De là, le sens de la dénonciation de l’ACAJ de Kapiamba, avant que le Collectif des avocats de Muyej n’enfonce le clou dans la matinée du même mardi 14 septembre 2021. Ces hommes en toge ont, via une déclaration, exprimé leur stupéfaction face à la lenteur dont fait preuve l’Assemblée provinciale du Lualaba pour notifier leur client de sa déchéance alors qu’elle «paraissait pressée d’en découdre avec le gouverneur Richard Muyej et ce, sans respect ni de la procédure en la matière ni de son droit de défense». Ils dénoncent le fait que cette institution «traine les pas en usant des manœuvres dilatoires pour transmettre et/ou lui notifier la résolution de retrait de confiance et de mise en accusation».
«Le Collectif fustige cette façon d’agir d’une institution censée être responsable de ses actes qui enfreint davantage le droit de l’incriminé -injustement- à se défendre en justice et se réserve donc le droit de saisir les instances judiciaires pour dénoncer cela», préviennent les avocats de Muyej.

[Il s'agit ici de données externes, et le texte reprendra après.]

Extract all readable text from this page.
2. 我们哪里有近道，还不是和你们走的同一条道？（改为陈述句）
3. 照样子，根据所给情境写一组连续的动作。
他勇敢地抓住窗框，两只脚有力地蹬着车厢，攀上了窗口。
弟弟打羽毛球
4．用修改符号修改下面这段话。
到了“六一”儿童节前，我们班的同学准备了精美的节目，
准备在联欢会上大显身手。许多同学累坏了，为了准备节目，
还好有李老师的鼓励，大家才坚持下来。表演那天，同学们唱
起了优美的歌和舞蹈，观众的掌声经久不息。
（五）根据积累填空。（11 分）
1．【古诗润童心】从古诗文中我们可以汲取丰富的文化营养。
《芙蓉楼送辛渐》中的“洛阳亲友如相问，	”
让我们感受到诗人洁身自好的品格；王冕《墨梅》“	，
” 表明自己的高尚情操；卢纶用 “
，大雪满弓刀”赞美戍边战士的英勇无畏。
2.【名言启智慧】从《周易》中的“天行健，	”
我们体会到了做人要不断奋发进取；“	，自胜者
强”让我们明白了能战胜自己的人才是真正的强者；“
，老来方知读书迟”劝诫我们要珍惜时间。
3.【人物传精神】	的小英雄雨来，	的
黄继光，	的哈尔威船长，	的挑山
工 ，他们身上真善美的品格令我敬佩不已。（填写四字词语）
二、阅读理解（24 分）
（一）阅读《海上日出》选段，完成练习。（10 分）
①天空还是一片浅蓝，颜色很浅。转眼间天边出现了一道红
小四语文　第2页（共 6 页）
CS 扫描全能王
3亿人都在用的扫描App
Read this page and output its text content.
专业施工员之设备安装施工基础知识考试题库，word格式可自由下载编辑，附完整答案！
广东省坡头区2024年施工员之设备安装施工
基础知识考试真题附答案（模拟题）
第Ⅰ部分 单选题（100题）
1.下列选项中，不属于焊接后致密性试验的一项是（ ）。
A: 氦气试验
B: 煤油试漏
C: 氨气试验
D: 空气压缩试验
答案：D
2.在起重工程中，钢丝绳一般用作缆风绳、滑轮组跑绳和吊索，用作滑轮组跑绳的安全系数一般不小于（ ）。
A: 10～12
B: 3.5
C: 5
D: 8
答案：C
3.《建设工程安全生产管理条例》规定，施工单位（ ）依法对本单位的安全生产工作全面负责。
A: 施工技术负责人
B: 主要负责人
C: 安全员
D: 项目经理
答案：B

Pendant ce temps, des juristes aux esprits lucides décèlent derrière cette démarche de l’Assemblée provinciale, des manœuvres pour empêcher l’ancien ministre de l’Intérieur de l’ester en justice pour irrégularités autour de sa déchéance. Ils expliquent que la Chambre législative du Lualaba refuse de notifier le gouv’ Muyej de sa destitution jusqu’à l’expiration du délai de forclusion pour ainsi éviter de lui transmettre des documents devant lui permettre de saisir la justice.
Pourtant, Muyej, dans l’hypothèse où il envisage d’aller en justice contre l’Assemblée provinciale du Lualaba au sujet de sa déchéance «inique», n’a que 8 jours. Mieux, à partir de ce samedi, il sera forclos du droit d’attaquer en justice l’Assemblée provinciale.
Une autre opinion est d’avis que l’objectif est de continuer à éloigner Richard Muyej de la gestion de la province. Point n’est besoin de rappeler, une fois de plus, qu’il y a de cela 10 mois depuis que Muyej est tenu à l’écart de la gestion quotidienne du Lualaba. Fifi Masuka qui a rallié l’Union sacrée dans l’entre-temps, a pris les commandes de la province. Et ce n’est pas le retour de Muyej, après des soins en Afrique du Sud, qui a changé la situation.